Arabella Goddard
Arabella Goddard was an English pianist.
Early years
She was born and died in France. Her parents, Thomas Goddard, an heir to a Salisbury cutlery firm, and Arabella née Ingles, were part of an English community of expatriates living in Saint-Servan near Saint-Malo, Brittany. She remained very proud of her French background all her life, and spiced her conversation with French phrases.At age six she was sent to Paris to study with Friedrich Kalkbrenner. She was feted as a child prodigy and played for the French royal family and Frédéric Chopin and George Sand. Her family suffered financial distress during the 1848 Revolution and had to return to England; there, Arabella had further lessons with Lucy Anderson and Sigismond Thalberg. She first appeared in public in 1850, under the conductor Michael William Balfe, at a Grand National Concert at Her Majesty's Theatre.
Thalberg sent her to be tutored by James William Davison, the chief music critic for The Times. She made her formal debut on 14 April 1853, playing Beethoven's "Hammerklavier" Sonata, the first time the work had been performed in England. She spent 1854 and 1855 in Germany and Italy. She played at a concert at the Leipzig Gewandhaus and was very favourably received by the German critics.
She was one of the first pianists to play recitals from memory, although her concerto appearances were with the score in front.
Career
Goddard returned to England and gave concerts with the Philharmonic Society at the Crystal Palace and at the Monday Popular Concerts. In 1857 and 1858 she played all the late Beethoven sonatas in London, most of which were still complete novelties to her audiences, and many other works.In 1859 she married her mentor J. W. Davison. She was 23, he 46. In 1871 she was in the first group of recipients of the Gold Medal of the Royal Philharmonic Society.
From 1873 to 1876 she conducted a major tour, organised by Robert Sparrow Smythe, of the United States, Canada, Australia, New Zealand, India, Shanghai, Hong Kong, Singapore and Java. In America, the critics were less impressed by her playing of romantic music, but liked her classical playing. This may have been due to Davison's influence on her: he did not approve of any composers after Mendelssohn.In spite of this, Goddard performed works by Emma Macfarren, Anna Caroline Oury, and Jane Roeckel. In June 1874, while returning to Townsville, Queensland, from Java, her ship, the RMS Flintshire, ran aground on to the Great Barrier Reef off Townsville, and she had to spend a night in an open boat in torrential rain with the trapeze artist Charles Blondin, who was also arriving for an Australian tour. In October 1875, she appeared in New York City with Thérèse Tietjens.

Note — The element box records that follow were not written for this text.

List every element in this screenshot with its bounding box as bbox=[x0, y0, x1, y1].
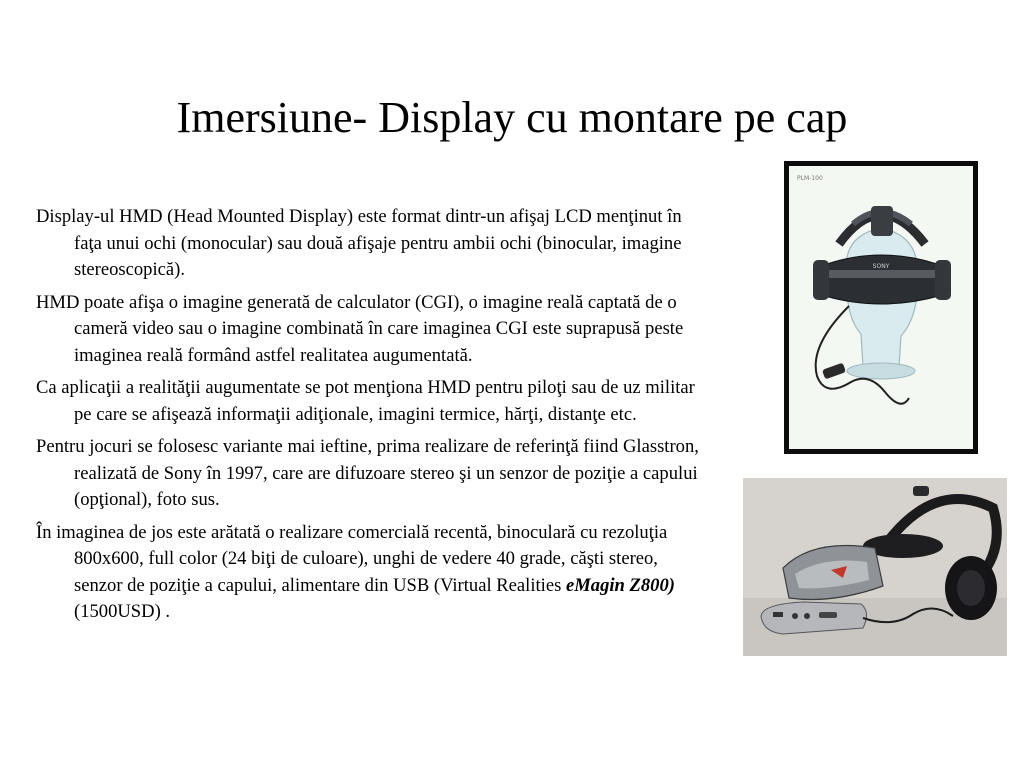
slide-title: Imersiune- Display cu montare pe cap bbox=[176, 93, 848, 142]
photo-sony-hmd bbox=[784, 161, 978, 454]
emagin-z800-illustration bbox=[743, 478, 1007, 656]
paragraph-hmd-cgi: HMD poate afişa o imagine generată de calculator (CGI), o imagine reală captată de o cameră video sau o imagine combinată în care imaginea CGI este suprapusă peste imaginea reală formând astfel realitatea augumentată. bbox=[36, 291, 684, 366]
photo-brand-text: SONY bbox=[872, 263, 890, 270]
paragraph-emagin bbox=[36, 520, 708, 626]
paragraph-emagin-product: eMagin Z800) bbox=[565, 574, 675, 596]
paragraph-applications: Ca aplicaţii a realităţii augumentate se pot menţiona HMD pentru piloţi sau de uz militar pe care se afişează informaţii adiţionale, imagini termice, hărţi, distanţe etc. bbox=[36, 377, 695, 425]
photo-label-text: PLM-100 bbox=[797, 175, 823, 182]
slide-body bbox=[36, 204, 708, 632]
paragraph-emagin-price: (1500USD) . bbox=[74, 601, 171, 622]
paragraph-emagin-text: În imaginea de jos este arătată o realizare comercială recentă, binoculară cu rezoluţia 800x600, full color (24 biţi de culoare), unghi de vedere 40 grade, căşti stereo, senzor de poziţie a capului, alimentare din USB (Virtual Realities bbox=[36, 521, 668, 596]
paragraph-glasstron: Pentru jocuri se folosesc variante mai ieftine, prima realizare de referinţă fiind Glasstron, realizată de Sony în 1997, care are difuzoare stereo şi un senzor de poziţie a capului (opţional), foto sus. bbox=[36, 436, 699, 510]
photo-sony-hmd-canvas bbox=[789, 166, 973, 449]
photo-emagin-z800 bbox=[743, 478, 1007, 656]
paragraph-hmd-definition: Display-ul HMD (Head Mounted Display) este format dintr-un afişaj LCD menţinut în faţa unui ochi (monocular) sau două afişaje pentru ambii ochi (binocular, imagine stereoscopică). bbox=[36, 206, 682, 280]
sony-hmd-illustration bbox=[789, 166, 973, 449]
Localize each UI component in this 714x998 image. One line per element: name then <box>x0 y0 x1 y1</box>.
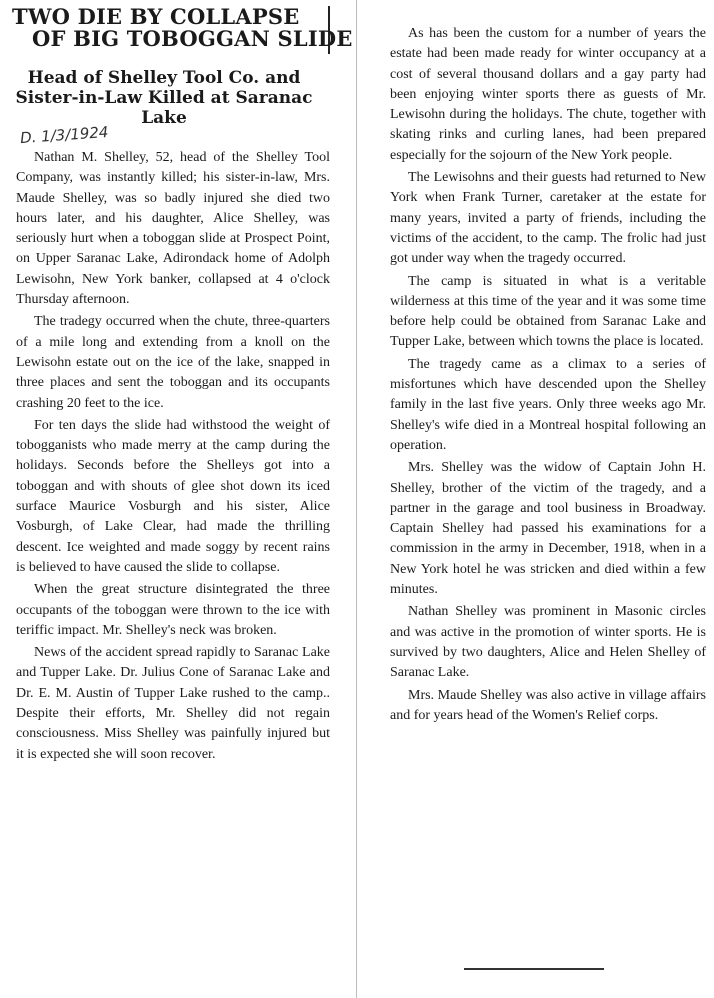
paragraph: Nathan Shelley was prominent in Masonic circles and was active in the promotion of winter sports. He is survived by two daughters, Alice and Helen Shelley of Saranac Lake. <box>390 604 706 681</box>
paragraph: Mrs. Maude Shelley was also active in village affairs and for years head of the Women's Relief corps. <box>390 687 706 723</box>
left-column-body <box>16 148 330 765</box>
paragraph: When the great structure disintegrated the three occupants of the toboggan were thrown to the ice with teriffic impact. Mr. Shelley's neck was broken. <box>16 582 330 638</box>
right-column-body <box>390 24 706 726</box>
paragraph: Mrs. Shelley was the widow of Captain John H. Shelley, brother of the victim of the tragedy, and a partner in the garage and tool business in Broadway. Captain Shelley had passed his examinations for a commission in the army in December, 1918, when in a New York hotel he was stricken and died within a few minutes. <box>390 460 706 598</box>
left-column <box>4 0 353 762</box>
headline-line-2: OF BIG TOBOGGAN SLIDE <box>32 26 353 51</box>
paragraph: News of the accident spread rapidly to Saranac Lake and Tupper Lake. Dr. Julius Cone of Saranac Lake and Dr. E. M. Austin of Tupper Lake rushed to the camp.. Despite their efforts, Mr. Shelley did not regain consciousness. Miss Shelley was painfully injured but it is expected she will soon recover. <box>16 645 330 762</box>
handwritten-date-note: D. 1/3/1924 <box>19 122 109 148</box>
paragraph: The camp is situated in what is a veritable wilderness at this time of the year and it was some time before help could be obtained from Saranac Lake and Tupper Lake, between which towns the place is located. <box>390 273 706 350</box>
headline-box <box>4 4 353 54</box>
paragraph: The tragedy came as a climax to a series of misfortunes which have descended upon the Shelley family in the last five years. Only three weeks ago Mr. Shelley's wife died in a Montreal hospital following an operation. <box>390 356 706 453</box>
paragraph: For ten days the slide had withstood the weight of tobogganists who made merry at the camp during the holidays. Seconds before the Shelleys got into a toboggan and with shouts of glee shot down its iced surface Maurice Vosburgh and his sister, Alice Vosburgh, of Lake Clear, had made the thrilling descent. Ice weighted and made soggy by recent rains is believed to have caused the slide to collapse. <box>16 417 330 575</box>
paragraph: The tradegy occurred when the chute, three-quarters of a mile long and extending from a knoll on the Lewisohn estate out on the ice of the lake, snapped in three places and sent the toboggan and its occupants crashing 20 feet to the ice. <box>16 314 330 411</box>
subheadline: Head of Shelley Tool Co. and Sister-in-Law Killed at Saranac Lake <box>15 68 313 128</box>
paragraph: As has been the custom for a number of years the estate had been made ready for winter occupancy at a cost of several thousand dollars and a gay party had been enjoying winter sports there as guests of Mr. Lewisohn during the holidays. The chute, together with skating rinks and curling lanes, had been prepared especially for the sojourn of the New York people. <box>390 26 706 163</box>
column-divider <box>356 0 357 998</box>
paragraph: Nathan M. Shelley, 52, head of the Shelley Tool Company, was instantly killed; his sister-in-law, Mrs. Maude Shelley, was so badly injured she died two hours later, and his daughter, Alice Shelley, was seriously hurt when a toboggan slide at Prospect Point, on Upper Saranac Lake, Adirondack home of Adolph Lewisohn, New York banker, collapsed at 4 o'clock Thursday afternoon. <box>16 150 330 308</box>
end-of-article-rule <box>464 968 604 970</box>
paragraph: The Lewisohns and their guests had returned to New York when Frank Turner, caretaker at the estate for many years, invited a party of friends, including the victims of the accident, to the camp. The frolic had just got under way when the tragedy occurred. <box>390 170 706 267</box>
headline-line-1: TWO DIE BY COLLAPSE <box>12 4 300 29</box>
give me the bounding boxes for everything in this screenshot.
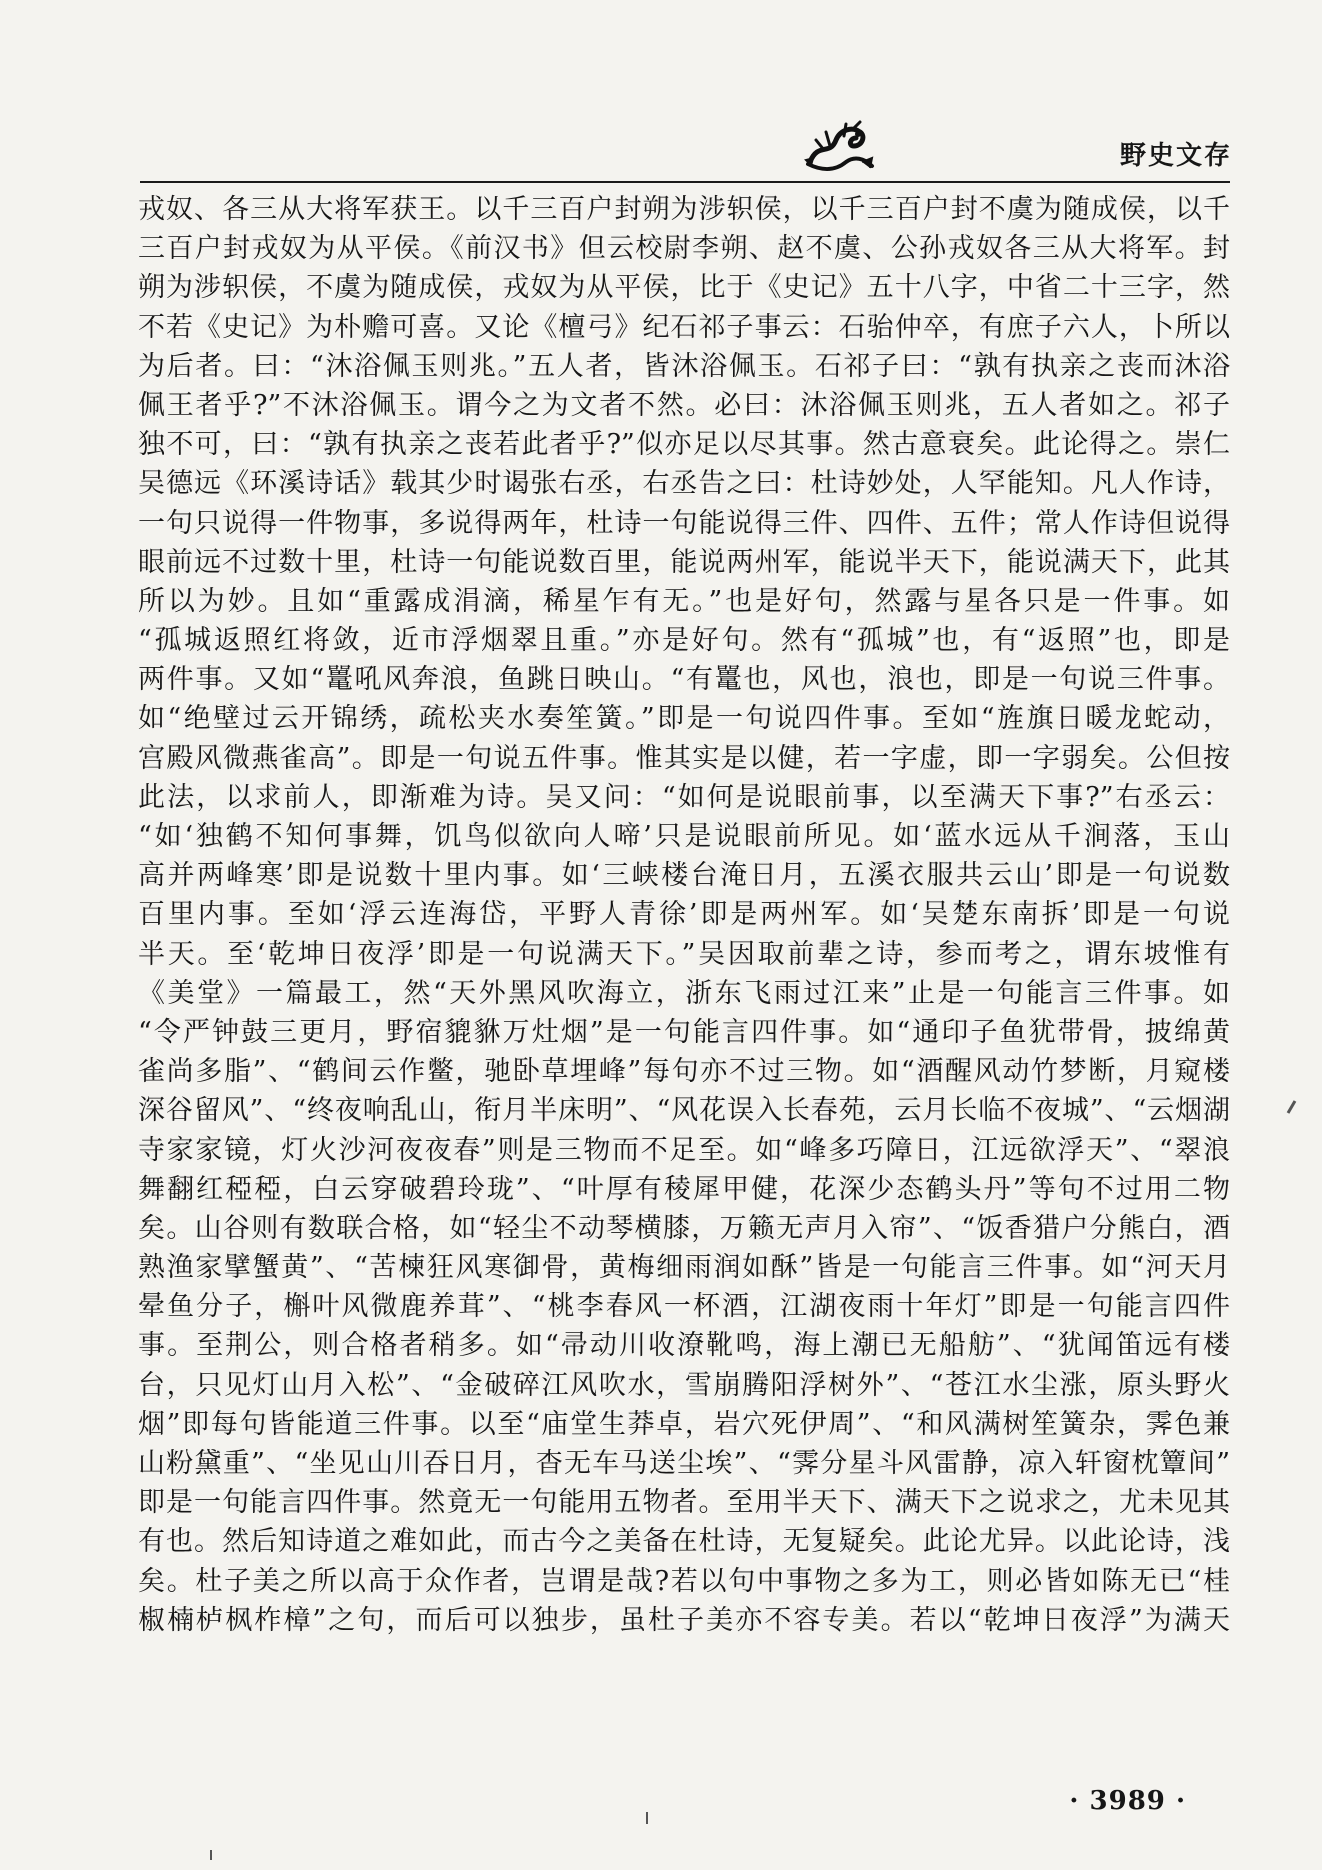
scan-speck (646, 1812, 648, 1824)
text-line: 舞翻红稏稏，白云穿破碧玲珑”、“叶厚有稜犀甲健，花深少态鹤头丹”等句不过用二物 (138, 1173, 1230, 1205)
text-line: 独不可，曰：“孰有执亲之丧若此者乎?”似亦足以尽其事。然古意衰矣。此论得之。崇仁 (138, 429, 1230, 461)
text-line: 山粉黛重”、“坐见山川吞日月，杳无车马送尘埃”、“霁分星斗风雷静，凉入轩窗枕簟间” (138, 1448, 1230, 1479)
text-line: 三百户封戎奴为从平侯。《前汉书》但云校尉李朔、赵不虞、公孙戎奴各三从大将军。封 (138, 233, 1230, 265)
text-line: “孤城返照红将敛，近市浮烟翠且重。”亦是好句。然有“孤城”也，有“返照”也，即是 (138, 625, 1230, 657)
text-line: 所以为妙。且如“重露成涓滴，稀星乍有无。”也是好句，然露与星各只是一件事。如 (138, 585, 1230, 617)
text-line: 佩王者乎?”不沐浴佩玉。谓今之为文者不然。必曰：沐浴佩玉则兆，五人者如之。祁子 (138, 389, 1230, 421)
text-line: 两件事。又如“鼍吼风奔浪，鱼跳日映山。“有鼍也，风也，浪也，即是一句说三件事。 (138, 664, 1230, 696)
scan-speck (1287, 1100, 1297, 1114)
text-line: 宫殿风微燕雀高”。即是一句说五件事。惟其实是以健，若一字虚，即一字弱矣。公但按 (138, 742, 1230, 774)
text-line: 晕鱼分子，槲叶风微鹿养茸”、“桃李春风一杯酒，江湖夜雨十年灯”即是一句能言四件 (138, 1291, 1230, 1323)
text-line: 有也。然后知诗道之难如此，而古今之美备在杜诗，无复疑矣。此论尤异。以此论诗，浅 (138, 1526, 1230, 1558)
text-line: 事。至荆公，则合格者稍多。如“帚动川收潦靴鸣，海上潮已无船舫”、“犹闻笛远有楼 (138, 1330, 1230, 1362)
text-line: 高并两峰寒’即是说数十里内事。如‘三峡楼台淹日月，五溪衣服共云山’即是一句说数 (138, 860, 1230, 892)
text-line: 吴德远《环溪诗话》载其少时谒张右丞，右丞告之曰：杜诗妙处，人罕能知。凡人作诗， (138, 468, 1230, 500)
text-line: 烟”即每句皆能道三件事。以至“庙堂生莽卓，岩穴死伊周”、“和风满树笙簧杂，霁色兼 (138, 1408, 1230, 1440)
text-line: 《美堂》一篇最工，然“天外黑风吹海立，浙东飞雨过江来”止是一句能言三件事。如 (138, 977, 1230, 1009)
text-line: 寺家家镜，灯火沙河夜夜春”则是三物而不足至。如“峰多巧障日，江远欲浮天”、“翠浪 (138, 1134, 1230, 1166)
dragon-emblem-icon (800, 112, 878, 178)
page-number: · 3989 · (1069, 1786, 1186, 1816)
text-line: “令严钟鼓三更月，野宿貔貅万灶烟”是一句能言四件事。如“通印子鱼犹带骨，披绵黄 (138, 1016, 1230, 1048)
running-header (800, 112, 1232, 182)
header-rule (140, 181, 1230, 183)
text-line: 为后者。曰：“沐浴佩玉则兆。”五人者，皆沐浴佩玉。石祁子曰：“孰有执亲之丧而沐浴 (138, 350, 1230, 382)
text-line: 深谷留风”、“终夜响乱山，衔月半床明”、“风花误入长春苑，云月长临不夜城”、“云烟湖 (138, 1095, 1230, 1127)
text-line: 即是一句能言四件事。然竟无一句能用五物者。至用半天下、满天下之说求之，尤未见其 (138, 1487, 1230, 1519)
text-line: 如“绝壁过云开锦绣，疏松夹水奏笙簧。”即是一句说四件事。至如“旌旗日暖龙蛇动， (138, 703, 1230, 735)
text-line: “如‘独鹤不知何事舞，饥鸟似欲向人啼’只是说眼前所见。如‘蓝水远从千涧落，玉山 (138, 821, 1230, 852)
text-line: 矣。山谷则有数联合格，如“轻尘不动琴横膝，万籁无声月入帘”、“饭香猎户分熊白，酒 (138, 1212, 1230, 1244)
text-line: 台，只见灯山月入松”、“金破碎江风吹水，雪崩腾阳浮树外”、“苍江水尘涨，原头野火 (138, 1369, 1230, 1401)
text-line: 朔为涉轵侯，不虞为随成侯，戎奴为从平侯，比于《史记》五十八字，中省二十三字，然 (138, 272, 1230, 304)
text-line: 此法，以求前人，即渐难为诗。吴又问：“如何是说眼前事，以至满天下事?”右丞云： (138, 781, 1230, 813)
body-text (138, 190, 1230, 1640)
text-line: 熟渔家擘蟹黄”、“苦楝狂风寒御骨，黄梅细雨润如酥”皆是一句能言三件事。如“河天月 (138, 1252, 1230, 1284)
text-line: 不若《史记》为朴赡可喜。又论《檀弓》纪石祁子事云：石骀仲卒，有庶子六人，卜所以 (138, 311, 1230, 343)
text-line: 百里内事。至如‘浮云连海岱，平野人青徐’即是两州军。如‘吴楚东南拆’即是一句说 (138, 899, 1230, 931)
text-line: 矣。杜子美之所以高于众作者，岂谓是哉?若以句中事物之多为工，则必皆如陈无已“桂 (138, 1565, 1230, 1597)
text-line: 一句只说得一件物事，多说得两年，杜诗一句能说得三件、四件、五件；常人作诗但说得 (138, 507, 1230, 539)
text-line: 戎奴、各三从大将军获王。以千三百户封朔为涉轵侯，以千三百户封不虞为随成侯，以千 (138, 194, 1230, 225)
text-line: 雀尚多脂”、“鹤间云作鳖，驰卧草埋峰”每句亦不过三物。如“酒醒风动竹梦断，月窥楼 (138, 1056, 1230, 1088)
text-line: 椒楠栌枫柞樟”之句，而后可以独步，虽杜子美亦不容专美。若以“乾坤日夜浮”为满天 (138, 1604, 1230, 1636)
text-line: 半天。至‘乾坤日夜浮’即是一句说满天下。”吴因取前辈之诗，参而考之，谓东坡惟有 (138, 938, 1230, 970)
text-line: 眼前远不过数十里，杜诗一句能说数百里，能说两州军，能说半天下，能说满天下，此其 (138, 546, 1230, 578)
header-title: 野史文存 (1119, 141, 1232, 171)
scan-speck (210, 1850, 212, 1860)
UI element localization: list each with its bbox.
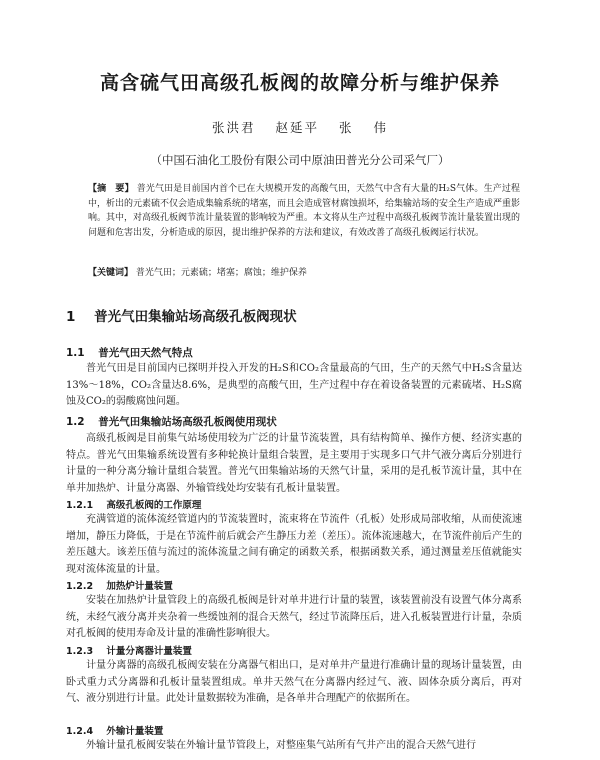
section-1-2-3-paragraph: 计量分离器的高级孔板阀安装在分离器气相出口，是对单井产量进行准确计量的现场计量装置，由卧式重力式分离器和孔板计量装置组成。单井天然气在分离器内经过气、液、固体杂质分离后，再对气、液分别进行计量。此处计量数据较为准确，是各单井合理配产的依据所在。 [66,660,522,704]
section-title: 普光气田集输站场高级孔板阀使用现状 [98,416,277,428]
author-list: 张洪君 赵延平 张 伟 [212,120,388,135]
abstract-label: 【摘 要】 [88,184,134,194]
keywords-label: 【关键词】 [88,268,134,278]
section-1-2-2-paragraph: 安装在加热炉计量管段上的高级孔板阀是针对单井进行计量的装置，该装置前没有设置气体分离系统，未经气液分离并夹杂着一些缓蚀剂的混合天然气，经过节流降压后，进入孔板装置进行计量，杂质对孔板阀的使用寿命及计量的准确性影响很大。 [66,595,522,639]
keywords-text: 普光气田；元素硫；堵塞；腐蚀；维护保养 [135,268,307,278]
section-title: 加热炉计量装置 [106,581,173,592]
section-number: 1.2.1 [66,500,94,511]
keywords [88,266,520,280]
section-1-2-4-heading [66,723,163,737]
section-number: 1.2.2 [66,581,94,592]
section-1-2-2-heading [66,578,173,592]
section-1-1-heading [66,345,193,360]
section-1-2-1-heading [66,497,201,511]
paper-title: 高含硫气田高级孔板阀的故障分析与维护保养 [99,72,500,94]
section-1-2-4-paragraph: 外输计量孔板阀安装在外输计量节管段上，对整座集气站所有气井产出的混合天然气进行 [86,740,476,751]
section-number: 1.2 [66,416,85,428]
section-number: 1.2.3 [66,646,94,657]
section-1-2-paragraph: 高级孔板阀是目前集气站场使用较为广泛的计量节流装置，具有结构简单、操作方便、经济实惠的特点。普光气田集输系统设置有多种轮换计量组合装置，是主要用于实现多口气井气液分离后分别进行计量的一种分离分输计量组合装置。普光气田集输站场的天然气计量，采用的是孔板节流计量，其中在单井加热炉、计量分离器、外输管线处均安装有孔板计量装置。 [66,433,522,494]
section-1-2-3-heading [66,643,192,657]
section-title: 普光气田天然气特点 [98,347,193,359]
abstract [88,182,520,240]
section-number: 1.1 [66,347,85,359]
section-title: 高级孔板阀的工作原理 [106,500,202,511]
affiliation: （中国石油化工股份有限公司中原油田普光分公司采气厂） [150,153,450,167]
section-title: 普光气田集输站场高级孔板阀现状 [94,309,297,325]
section-1-2-heading [66,414,277,429]
section-title: 计量分离器计量装置 [106,646,192,657]
section-1-heading [66,305,297,325]
section-1-2-1-paragraph: 充满管道的流体流经管道内的节流装置时，流束将在节流件（孔板）处形成局部收缩，从而使流速增加，静压力降低，于是在节流件前后就会产生静压力差（差压）。流体流速越大，在节流件前后产生的差压越大。该差压值与流过的流体流量之间有确定的函数关系，根据函数关系，通过测量差压值就能实现对流体流量的计量。 [66,514,522,575]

In England, George Bernard Shaw was struck by her ability to play the most complex pieces. He described Teresa Carreño as "a second Arabella Goddard". She retired from performing in 1880.
Later career
She was appointed a teacher at the Royal College of Music in 1883, its first year of operation.A number of composers dedicated pieces to her, including William Sterndale Bennett's Piano Sonata in A-flat, Op. 46 "The Maid of Orleans". She herself composed a small number of piano pieces, including a suite of six waltzes.
Personal life
After the birth of her two sons Henry and Charles, she separated from her husband, who died in 1885. She died at Boulogne-sur-Mer, France, on 6 April 1922, aged 86.Broadwood piano
Goddard took an iron framed Broadwood piano, built for the Vienna Exposition, on her international tours. It was involved in the RMS Flintshire stranding on 26 June 1874, where the ship's captain used the piano to ballast the ship, in a successful attempt to prevent the vessel from tipping over. The ship was refloated and the piano made its way around Australia. However Goddard was involved in a few arguments during her tour, and at one point the piano was held hostage by the disgruntled manager of the Sydney theatre in which she got into a dispute, in August 1874.The piano then made an appearance in an auction in London in 1875, when it was purchased by the industrialist Lord Armstrong. The cost was 250 guineas, equivalent now to £26,000 in 2025 terms. This extraordinary sum was perhaps due to Lord Armstrong being something of a fan of Goddard. The piano was installed at Lord Armstrong's home in Cragside, near Rothbury in Northumberland. At some point after 1901 the piano left Cragside. The piano was placed in a auction in 2006, this time for a much lower sum, £85. The new owners realised the historic significance of the piano, and gave it to the National Trust, who now run Cragside. The piano was reinstated in Cragside's drawing room in July 2025, 150 years after its first appearance there, and in working order, The piano is now on show to the public.